4.4 Structural Dynamic Analysis Based on the State Space Model

We continued taking the rigid frame structure shown in Figure 4 as an example to analyze the dynamic response of the rigid frame under different working conditions, the specific working conditions are shown in Table 2.

TABLE 2

TABLE 2. Calculation cases.

The working conditions are as follows: by comparing cases 1 to 4 to study the dynamic response of rigid frame structures with different damping ratios when the harmonic excitation (frequency: 11 Hz) is equal; by comparing cases 5 to 8 to study the dynamic response of rigid frame structures with different damping ratios when harmonic excitation (frequency is the first-order frequency of the structure) causes structural resonance; and by comparing cases 1 to 4 with cases 5 to 8 to study the dynamic response of the structure under different excitations when the damping ratio is the same; cases 9 to 12 are used to investigate whether the dynamic response of the structure under the excitation of EL Centro seismic waves conforms to the laws of the dynamic response of the structure discussed in cases 1 to 8.

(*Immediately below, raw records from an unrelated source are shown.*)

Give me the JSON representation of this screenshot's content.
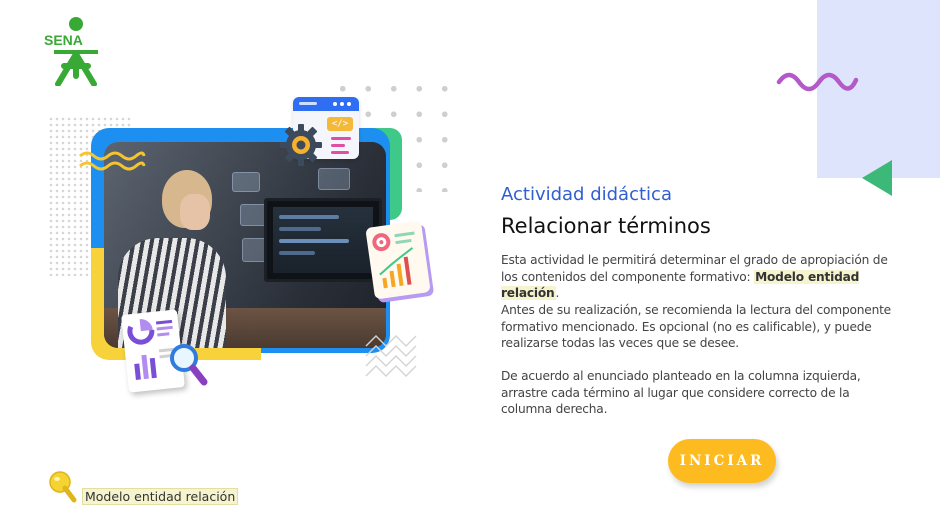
{
  "logo": {
    "text": "SENA",
    "icon": "sena-logo-icon",
    "color": "#39a935"
  },
  "illustration": {
    "code_tag": "</>",
    "icons": [
      "gear-icon",
      "code-window-icon",
      "chart-document-icon",
      "magnifier-icon"
    ],
    "colors": {
      "blue": "#1d8ff0",
      "green": "#3ec988",
      "yellow": "#f7d23a",
      "purple": "#b79af1"
    }
  },
  "content": {
    "eyebrow": "Actividad didáctica",
    "title": "Relacionar términos",
    "paragraph1_text": "Esta actividad le permitirá determinar el grado de apropiación de los contenidos del componente formativo: ",
    "paragraph1_highlight": "Modelo entidad relación",
    "paragraph1_end": ".",
    "paragraph2": "Antes de su realización, se recomienda la lectura del componente formativo mencionado.  Es opcional (no es calificable), y puede realizarse todas las veces que se desee.",
    "paragraph3": "De acuerdo al enunciado planteado en la columna izquierda, arrastre cada término al lugar que considere correcto de la columna derecha."
  },
  "actions": {
    "start_label": "INICIAR",
    "start_color": "#fdbb20"
  },
  "footer": {
    "note_label": "Modelo entidad relación",
    "pin_icon": "pushpin-icon"
  },
  "decor": {
    "panel_color": "#dde4fb",
    "wave_color": "#b35ac8",
    "triangle_color": "#3cb878"
  }
}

4.4.1 Dynamic Response Analysis Process of Example

In the first step, the global mass matrix is established in the global coordinate system M_G.

The element mass matrix in the local coordinate system is (Ding and Chen, 2006)

$m_e=\frac{\rho Al}{420}\left[\begin{array}{cccccc}140& 0& 0& 70& 0& 0\\ 0& 156& 22l& 0& 54& -13l\\ 0& 22l& 4l^2& 0& 13l& -3l^2\\ 70& 0& 0& 140& 0& 0\\ 0& 54& 13l& 0& 156& -22l\\ 0& -13l& -3l^2& 0& -22l& 4l^2\end{array}\right].(58)$

Similarly, through the transformation matrix S_ij of Eq. 5, the element mass matrix m_e in the local coordinate system can be transformed into the element mass matrix M_eij in the global coordinate system.

$M_{eij}=S_{ij}^T•m_e•S_{ij}.(59)$

The matrix T_ij is extracted by Eq. 13a, and each element in M_e is extracted into the global structure matrix.

$M_{gij}=T_{ij}^T•S_{ij}^T•m_e•S_{ij}•T_{ij}^T.(60)$

The global mass matrix M_Gij of the structure under the global coordinate system is obtained by accumulation.

$M_{Gij}={\displaystyle \sum M_{gij}}.(61)$

According to the parameters in Figure 4 and Table 1, the global mass matrix M_G of the structure in the global coordinate system is calculated.

In the second step, the treatment of boundary conditions of the finite element method is carried out (mark 0 to set 1) (Reddy, 2019).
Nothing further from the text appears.